In this post I'm referring to white hats and black hats. It's a pretty widespread set of terms, but for those of you who don't know:
White hats are the good guys. In this case it's people who work toward system security. They include Ubuntu staff, upstream developers and testers, general security organizations like CERT, and well intentioned users who might report a problem.
Black hats are the guys who want to break into systems they don't own or have legal access to for one or more nefarious purposes.
Take a look here:
http://www.ubuntu.com/usn/
This is the list of vulnerabilities in Ubuntu, published on the official Ubuntu web site. Yes, they exist, EVERY operating system has them.
Usually, this list has at least temporary solutions for every item. Which means if you keep your system up to date you're probably pretty safe. But people put way too much faith on this.
What nobody seems to think about is that for every one of these items, there is a period of time between the discovery of the vulnerability BY A WHITE-HAT and the release of a fix. That period of time is sufficient for somebody to validate the problem, think of a solution (at least a temporary one) test it and then release the fix. Could be minutes or weeks. For minor issues or issues they don't believe to be publicly known they might wait to make the announcement until they have a fix.
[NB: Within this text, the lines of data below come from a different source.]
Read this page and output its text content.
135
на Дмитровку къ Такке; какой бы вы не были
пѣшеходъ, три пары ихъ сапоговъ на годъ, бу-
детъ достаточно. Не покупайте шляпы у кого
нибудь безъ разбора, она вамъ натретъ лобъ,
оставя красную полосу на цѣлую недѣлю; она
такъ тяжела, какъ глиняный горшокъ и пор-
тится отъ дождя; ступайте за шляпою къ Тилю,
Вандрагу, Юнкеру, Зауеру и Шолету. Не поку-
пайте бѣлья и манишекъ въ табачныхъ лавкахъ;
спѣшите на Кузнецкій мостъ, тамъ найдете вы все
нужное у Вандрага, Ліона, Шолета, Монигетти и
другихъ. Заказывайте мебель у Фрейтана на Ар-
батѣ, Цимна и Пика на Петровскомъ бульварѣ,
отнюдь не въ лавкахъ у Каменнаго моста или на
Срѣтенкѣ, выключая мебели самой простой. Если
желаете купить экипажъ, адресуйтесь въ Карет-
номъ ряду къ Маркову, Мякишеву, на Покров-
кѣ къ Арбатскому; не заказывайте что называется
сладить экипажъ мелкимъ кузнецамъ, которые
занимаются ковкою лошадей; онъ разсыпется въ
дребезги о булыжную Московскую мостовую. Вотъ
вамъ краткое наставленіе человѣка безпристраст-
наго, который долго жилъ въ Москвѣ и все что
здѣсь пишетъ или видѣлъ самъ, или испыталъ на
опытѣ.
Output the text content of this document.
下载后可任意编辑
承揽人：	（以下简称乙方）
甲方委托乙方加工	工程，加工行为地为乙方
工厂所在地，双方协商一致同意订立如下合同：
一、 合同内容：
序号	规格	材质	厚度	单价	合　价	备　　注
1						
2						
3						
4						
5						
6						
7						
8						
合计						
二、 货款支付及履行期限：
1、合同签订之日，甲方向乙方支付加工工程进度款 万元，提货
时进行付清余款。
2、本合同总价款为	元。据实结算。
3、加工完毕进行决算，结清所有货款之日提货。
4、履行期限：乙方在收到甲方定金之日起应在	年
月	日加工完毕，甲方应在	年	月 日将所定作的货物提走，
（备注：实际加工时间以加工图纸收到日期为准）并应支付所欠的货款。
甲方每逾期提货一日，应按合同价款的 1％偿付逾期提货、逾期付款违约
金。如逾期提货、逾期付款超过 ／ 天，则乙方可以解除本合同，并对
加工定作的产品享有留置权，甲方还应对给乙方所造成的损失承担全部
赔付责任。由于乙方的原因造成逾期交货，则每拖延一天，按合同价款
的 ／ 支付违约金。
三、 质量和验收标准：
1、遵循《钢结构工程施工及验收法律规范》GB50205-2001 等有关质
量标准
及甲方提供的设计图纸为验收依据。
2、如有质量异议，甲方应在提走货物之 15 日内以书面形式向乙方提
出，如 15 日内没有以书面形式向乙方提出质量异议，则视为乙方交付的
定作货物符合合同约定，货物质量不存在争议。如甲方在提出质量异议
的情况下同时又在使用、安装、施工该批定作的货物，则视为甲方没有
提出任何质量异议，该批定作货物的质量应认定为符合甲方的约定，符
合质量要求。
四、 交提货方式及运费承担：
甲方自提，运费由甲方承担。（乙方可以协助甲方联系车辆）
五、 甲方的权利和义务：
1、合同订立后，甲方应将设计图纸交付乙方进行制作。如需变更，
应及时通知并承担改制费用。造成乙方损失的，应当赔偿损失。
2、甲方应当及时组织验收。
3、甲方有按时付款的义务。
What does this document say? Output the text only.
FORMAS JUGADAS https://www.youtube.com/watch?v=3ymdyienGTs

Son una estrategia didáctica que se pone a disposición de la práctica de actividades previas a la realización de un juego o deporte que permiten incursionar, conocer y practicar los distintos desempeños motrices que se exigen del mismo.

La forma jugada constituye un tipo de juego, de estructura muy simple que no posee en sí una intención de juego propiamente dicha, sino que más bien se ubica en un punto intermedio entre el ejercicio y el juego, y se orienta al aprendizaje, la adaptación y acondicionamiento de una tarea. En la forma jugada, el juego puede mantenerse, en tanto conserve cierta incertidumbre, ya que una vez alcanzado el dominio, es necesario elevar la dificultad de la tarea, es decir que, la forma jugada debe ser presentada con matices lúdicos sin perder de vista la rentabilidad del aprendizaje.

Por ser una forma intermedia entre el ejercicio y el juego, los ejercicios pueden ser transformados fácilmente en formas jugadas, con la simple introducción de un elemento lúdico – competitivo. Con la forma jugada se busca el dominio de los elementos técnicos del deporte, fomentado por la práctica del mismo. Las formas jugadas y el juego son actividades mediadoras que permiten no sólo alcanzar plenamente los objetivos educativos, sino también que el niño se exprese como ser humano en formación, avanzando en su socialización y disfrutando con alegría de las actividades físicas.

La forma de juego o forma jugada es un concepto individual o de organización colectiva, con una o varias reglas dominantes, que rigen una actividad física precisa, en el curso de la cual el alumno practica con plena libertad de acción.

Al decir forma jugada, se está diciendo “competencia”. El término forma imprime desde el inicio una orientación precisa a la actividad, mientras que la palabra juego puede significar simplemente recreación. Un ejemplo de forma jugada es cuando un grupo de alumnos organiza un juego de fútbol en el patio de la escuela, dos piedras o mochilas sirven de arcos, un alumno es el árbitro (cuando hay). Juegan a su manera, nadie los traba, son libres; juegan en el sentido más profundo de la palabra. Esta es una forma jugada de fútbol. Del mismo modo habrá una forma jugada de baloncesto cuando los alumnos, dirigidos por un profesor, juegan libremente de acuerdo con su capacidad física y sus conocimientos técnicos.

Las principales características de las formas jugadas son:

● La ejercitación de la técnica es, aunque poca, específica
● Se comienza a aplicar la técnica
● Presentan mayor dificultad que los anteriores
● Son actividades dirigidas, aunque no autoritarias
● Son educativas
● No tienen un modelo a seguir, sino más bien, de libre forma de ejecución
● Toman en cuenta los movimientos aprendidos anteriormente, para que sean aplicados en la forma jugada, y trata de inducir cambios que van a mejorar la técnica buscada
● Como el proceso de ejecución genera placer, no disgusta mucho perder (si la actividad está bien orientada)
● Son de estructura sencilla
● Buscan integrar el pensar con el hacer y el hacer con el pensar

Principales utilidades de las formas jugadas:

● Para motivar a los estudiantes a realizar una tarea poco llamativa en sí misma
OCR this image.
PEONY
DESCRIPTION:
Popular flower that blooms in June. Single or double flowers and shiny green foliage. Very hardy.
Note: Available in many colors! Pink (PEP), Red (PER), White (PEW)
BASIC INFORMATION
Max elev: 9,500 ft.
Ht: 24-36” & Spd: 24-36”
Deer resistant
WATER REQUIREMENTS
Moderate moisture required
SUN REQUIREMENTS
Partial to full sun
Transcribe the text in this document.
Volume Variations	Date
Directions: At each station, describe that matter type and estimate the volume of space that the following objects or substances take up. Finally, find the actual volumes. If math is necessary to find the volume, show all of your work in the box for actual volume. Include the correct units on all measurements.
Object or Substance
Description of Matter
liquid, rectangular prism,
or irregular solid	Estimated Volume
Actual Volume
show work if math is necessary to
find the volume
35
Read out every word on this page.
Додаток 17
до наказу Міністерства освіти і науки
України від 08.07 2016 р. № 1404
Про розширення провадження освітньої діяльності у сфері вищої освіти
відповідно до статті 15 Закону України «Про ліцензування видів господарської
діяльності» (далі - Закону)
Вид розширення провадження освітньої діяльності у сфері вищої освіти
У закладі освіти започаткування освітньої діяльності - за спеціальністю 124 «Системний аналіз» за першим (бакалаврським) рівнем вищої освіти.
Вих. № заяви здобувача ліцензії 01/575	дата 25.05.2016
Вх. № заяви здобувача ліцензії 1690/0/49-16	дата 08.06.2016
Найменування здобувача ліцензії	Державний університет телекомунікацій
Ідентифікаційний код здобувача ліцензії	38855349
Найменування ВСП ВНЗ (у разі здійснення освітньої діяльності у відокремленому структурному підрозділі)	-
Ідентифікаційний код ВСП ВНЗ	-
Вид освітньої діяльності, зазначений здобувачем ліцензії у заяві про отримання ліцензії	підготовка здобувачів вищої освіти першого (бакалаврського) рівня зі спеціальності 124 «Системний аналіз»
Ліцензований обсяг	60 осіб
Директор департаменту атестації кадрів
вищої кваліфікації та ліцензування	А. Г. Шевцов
There's also the period of time BEFORE the white hats learned of the vulnerability, in which time a black-hat hacker could have known about it. They might have an exploit active already, and just because Ubuntu knows about the vulnerability doesn't mean they know about an exploit out "in the wild". Sometimes the way Ubuntu knows about the problem is because somebody is actively exploiting it in a malicious way. In that case it's the time it takes the victim to realize they have a problem, realize they can't do anything about it, decide whether to report it and then have some expert come in and see what happened. The potential time period here is from the time the software was written (could have been a black-hat added an exploit that nobody noticed!) until right now, whenever you read this.
As far as I've ever seen, Ubuntu fixes vulnerabilities, but if you're one of the unlucky ones who have already been exploited, then chances are even if you keep up with your updates you'll still have the malware even after the fix was applied.